Revie, preferred to Brian Clough, began with a nine-match unbeaten run but his side were then ousted from the European Championship by Czechoslovakia in October 1975 and had their 1978 World Cup qualification hopes holed by defeat to Italy a year later. Departed acrimoniously for a lucrative job in Saudi Arabia in summer 1977.

Ron Greenwood: P55, W33, D12, L10

Hired as caretaker after Revie's departure but 1978 World Cup qualifying win over Italy, although not sufficient to reach Argentina, earned him the job on a permanent basis. Reached Euro '80, where performances were moderate. In 1982 led England to Spain World Cup. Eliminated unbeaten after second group stage.

Bobby Robson: P95, W47, D29, L19

Robson's reign had two dips (European) and two peaks (World Cup). England failed to reach Euro '84 after defeat to unheralded Denmark. At Euro '88 finals, England lost all three. In 1986 World Cup finals England went out to Diego "Hand of God" Maradona. The 1990 semi-final penalty defeat to West Germany was titanic.

Graham Taylor: P38, W18, D13, L7

Criticism started early, due to his direct style, though England lost only one of his first 23 games in charge. The 24th, England's third and final group match at Euro '92, when Gary Lineker was substituted in a tournament-ending 2-1 defeat to Sweden, signalled start of the end. Failure to qualify for 1994 World Cup sealed his fate.

Terry Venables: P23, W12, D9, L2

Venables lost only two matches in a 23-game tenure. One of those losses was to the then world champions, Brazil, in a friendly tournament at Wembley in 1995. The other was in the semi-final of Euro '96, on penalties, to Germany. Venables' departure, for non-footballing reasons, had already been agreed.
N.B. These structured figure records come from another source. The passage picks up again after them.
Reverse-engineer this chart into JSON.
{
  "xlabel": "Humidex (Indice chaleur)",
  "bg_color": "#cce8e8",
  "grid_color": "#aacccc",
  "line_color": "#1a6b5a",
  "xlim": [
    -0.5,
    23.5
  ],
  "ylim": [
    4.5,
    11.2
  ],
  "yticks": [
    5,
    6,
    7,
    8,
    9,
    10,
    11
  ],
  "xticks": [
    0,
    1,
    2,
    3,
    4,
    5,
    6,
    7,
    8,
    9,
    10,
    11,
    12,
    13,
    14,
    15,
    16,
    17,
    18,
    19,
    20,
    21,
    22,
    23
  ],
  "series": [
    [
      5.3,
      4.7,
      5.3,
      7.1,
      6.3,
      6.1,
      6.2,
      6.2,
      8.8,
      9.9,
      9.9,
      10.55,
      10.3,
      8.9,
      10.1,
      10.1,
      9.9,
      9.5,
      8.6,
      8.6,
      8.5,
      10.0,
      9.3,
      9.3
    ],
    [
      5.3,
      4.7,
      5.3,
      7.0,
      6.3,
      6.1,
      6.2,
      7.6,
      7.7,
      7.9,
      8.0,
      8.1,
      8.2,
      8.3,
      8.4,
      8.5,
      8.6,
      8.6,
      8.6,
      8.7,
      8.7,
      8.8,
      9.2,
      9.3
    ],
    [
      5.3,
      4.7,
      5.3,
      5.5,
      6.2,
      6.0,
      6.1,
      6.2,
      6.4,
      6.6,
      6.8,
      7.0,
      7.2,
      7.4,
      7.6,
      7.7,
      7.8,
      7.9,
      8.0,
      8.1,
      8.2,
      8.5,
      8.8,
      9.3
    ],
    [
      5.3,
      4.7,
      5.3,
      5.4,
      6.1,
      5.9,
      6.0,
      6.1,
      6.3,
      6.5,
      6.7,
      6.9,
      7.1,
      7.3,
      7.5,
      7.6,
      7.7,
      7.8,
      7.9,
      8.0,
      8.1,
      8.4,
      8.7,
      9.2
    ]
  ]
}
Glenn Hoddle: P28 W17 D5, L6

Home defeat to Italy early on was remedied with stirring 0-0 draw against same opponents in Rome eight months later. Reached knock-out stages at France '98; losing to Argentina on penalties was no disgrace. Stuttering start to Euro 2000 qualifying, and public-relations gaffe spelt the end.

Kevin Keegan: P18, W7, D7, L4

Too many poor draws in Euro 2000 qualifying led to a play-off with Scotland, edged 2-1 on aggregate. The tournament itself was a farce, England ceding 2-0 and 2-1 leads to lose 3-2 to both Portugal and Romania. England then lost 1-0 in 2002 World Cup qualifier to Germany in the last Wembley match. Keegan walked.


Joe Mercer (P7 W3 D3 L1) filled the gap between Ramsey and Revie, losing only once, against Scotland.

Howard Wilkinson (P2 W0 D1 L1) had two one-game caretaker stints, a 2-0 home friendly defeat to France after Hoddle's departure, and a 0-0 World Cup qualifier with Finland after Keegan's.

Peter Taylor (P1 W0 D0 L1) oversaw a 1-0 friendly defeat in Italy in November 2000 when Beckham was England captain for first time.